Quelle place pour le compte personnel de formation dans la négociation des branches ? (Séminaire Sémaphores)

7 novembre
2014

Parmi les points de la réforme concernant la négociation de branche, ceux qui soulèvent le plus de questionnements de la part des acteurs de la formation demeurent incontestablement ceux liés à la mise en place du compte personnel de formation. Le séminaire organisé par Sémaphores ce mardi 28 octobre aura eu le mérite de formuler les problématiques sur le sujet en y apportant quelques éclairages. Négociateurs de branche et représentants de l’Etat se sont prêtés à l’échange afin de dessiner la place des accords, négociés dans certaines branches ou en cours de négociation, dans la mise en place du CPF.

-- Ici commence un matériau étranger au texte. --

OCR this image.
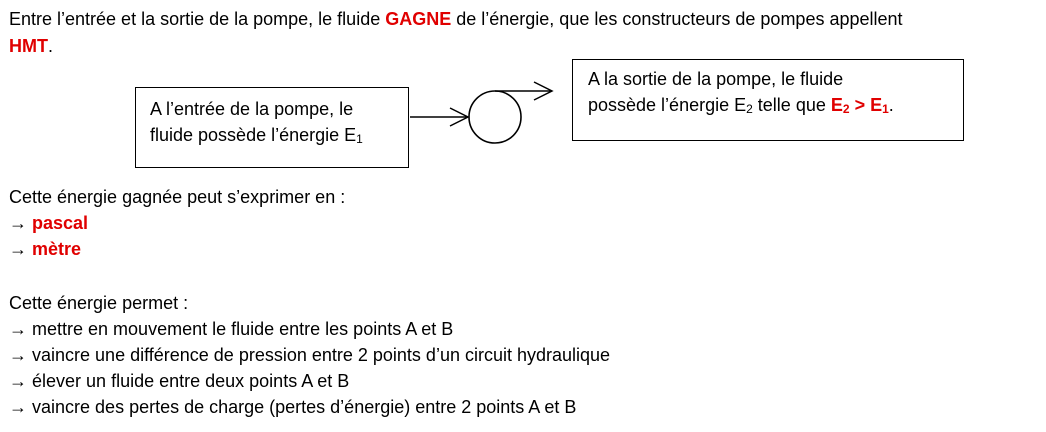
Entre l’entrée et la sortie de la pompe, le fluide GAGNE de l’énergie, que les constructeurs de pompes appellent
HMT.
A l’entrée de la pompe, le
fluide possède l’énergie $E_1$
A la sortie de la pompe, le fluide
possède l’énergie $E_2$ telle que $E_2 > E_1$.
Cette énergie gagnée peut s’exprimer en :
→ pascal
→ mètre
Cette énergie permet :
→ mettre en mouvement le fluide entre les points A et B
→ vaincre une différence de pression entre 2 points d’un circuit hydraulique
→ élever un fluide entre deux points A et B
→ vaincre des pertes de charge (pertes d’énergie) entre 2 points A et B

Point intéressant mis en perspective par les différents interlocuteurs : la question de la conservation du 0,2% de la masse salariale brute dédiée au financement du compte par l’entreprise. A savoir, peut-on obliger une entreprise par accord de branche à ne pas conserver ce 0,2 ? Damien Delevallée, chef du service juridique emploi formation à l’UIMM, exprimant la voix de la métallurgie, a détaillé un positionnement qu’il considère plus souple pour les employeurs de la branche. « Nous avons souhaité dans l’accord négocié ne pas imposer d’interdictions à nos entreprises, étant entendu que la loi leur permet de conserver ce 0,2 ». Paul Desaigues, conseiller confédéral en charge de la formation à la CGT, estime pour sa part qu’il serait inopportun qu’un accord de branche restreigne cette possibilité. « Si la loi le permet, cela ne poserait-il pas un problème dans la hiérarchie des normes de l’interdire par accord ? ». Pourtant, la possibilité demeure ouverte, étant entendu que la mutualisation des fonds de la formation relève de la politique de branche. Du côté de l’État, des aménagements seront à prévoir, mais la question se posera clairement lors de l’extension des accords. « Nous devons nous pencher plus profondément sur la formulation de l’accord pour décider de l’extension ou pas » confie Jonathan Emsellem de la mission Droit et Financement de la formation à la DGEFP.

Célia Coste
Article paru dans Le Quotidien de la Formation du 29 octobre 2014.